ProteinEBM is an energy-based model of protein conformational space that turns a trained protein diffusion model into a universal statistical potential. Generative diffusion models for protein structure are typically used to sample new conformations; ProteinEBM instead shows that the likelihood implied by such a model defines a smooth, differentiable free-energy landscape over protein structures. From a single fixed pretrained model, that landscape can be queried for many different structural-biology tasks without task-specific retraining.
The work, titled "Protein Diffusion Models as Statistical Potentials," was developed by James P. Roney, Chenxi Ou, and Sergey Ovchinnikov at MIT and posted to bioRxiv in December 2025. Its central contribution is conceptual as much as practical: it connects denoising diffusion training to classical statistical potentials, learning an energy function over conformations without requiring equivariant network architectures.
Because the resulting energy is differentiable and defined everywhere in conformational space, ProteinEBM can rank candidate structures, score the energetic effects of mutations, sample conformational ensembles, predict structures, and even trace folding pathways, all from one model. Across these tasks it reports performance competitive with or exceeding prior machine-learning and physics-based methods.
ProteinEBM is built on a denoising diffusion model trained over protein structures; the authors show that the diffusion training objective yields an energy-based model whose energies approximate a statistical potential over conformational space. Because the energy is differentiable, gradients can be used for optimization, sampling, and landscape exploration. The same fixed model is applied across structure ranking, mutation-effect prediction, conformational-landscape sampling, structure prediction, and folding-pathway simulation. On these benchmarks the model reports results competitive with or exceeding previous machine-learning and physics-based potentials, which the authors frame as a step toward physically grounded learned models for protein science.
ProteinEBM is relevant to structural biologists and protein engineers who need to rank predicted or designed structures, estimate the stability effects of mutations, or generate conformational ensembles beyond a single static prediction. Its differentiable energy makes it a candidate scoring component within protein-design and structure-refinement pipelines, and its folding-pathway simulations may interest researchers studying protein dynamics and folding mechanisms.

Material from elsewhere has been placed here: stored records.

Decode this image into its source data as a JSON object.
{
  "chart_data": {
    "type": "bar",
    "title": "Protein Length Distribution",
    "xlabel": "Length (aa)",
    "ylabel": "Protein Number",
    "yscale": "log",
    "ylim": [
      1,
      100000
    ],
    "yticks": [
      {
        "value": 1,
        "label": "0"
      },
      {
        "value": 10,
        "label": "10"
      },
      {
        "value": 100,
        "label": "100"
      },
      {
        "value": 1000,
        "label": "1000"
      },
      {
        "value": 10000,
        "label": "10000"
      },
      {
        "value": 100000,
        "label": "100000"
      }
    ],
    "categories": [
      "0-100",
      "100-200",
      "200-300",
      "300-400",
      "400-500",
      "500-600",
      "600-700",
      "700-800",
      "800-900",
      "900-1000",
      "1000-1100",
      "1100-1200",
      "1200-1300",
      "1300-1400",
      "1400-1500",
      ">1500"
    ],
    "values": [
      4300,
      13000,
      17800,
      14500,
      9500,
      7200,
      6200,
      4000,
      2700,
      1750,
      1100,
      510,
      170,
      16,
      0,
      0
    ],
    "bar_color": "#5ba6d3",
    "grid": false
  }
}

By recasting protein diffusion models as statistical potentials, ProteinEBM offers a unifying view that links generative modeling, structure scoring, and mutation analysis under a single learned energy function. This consolidation is notable because these tasks are usually handled by separate, specialized tools. As a recent preprint from the Ovchinnikov lab without confirmed public code or weights, its adoption will depend on release and independent reproduction, but it points toward physically grounded, multi-purpose learned potentials for protein modeling.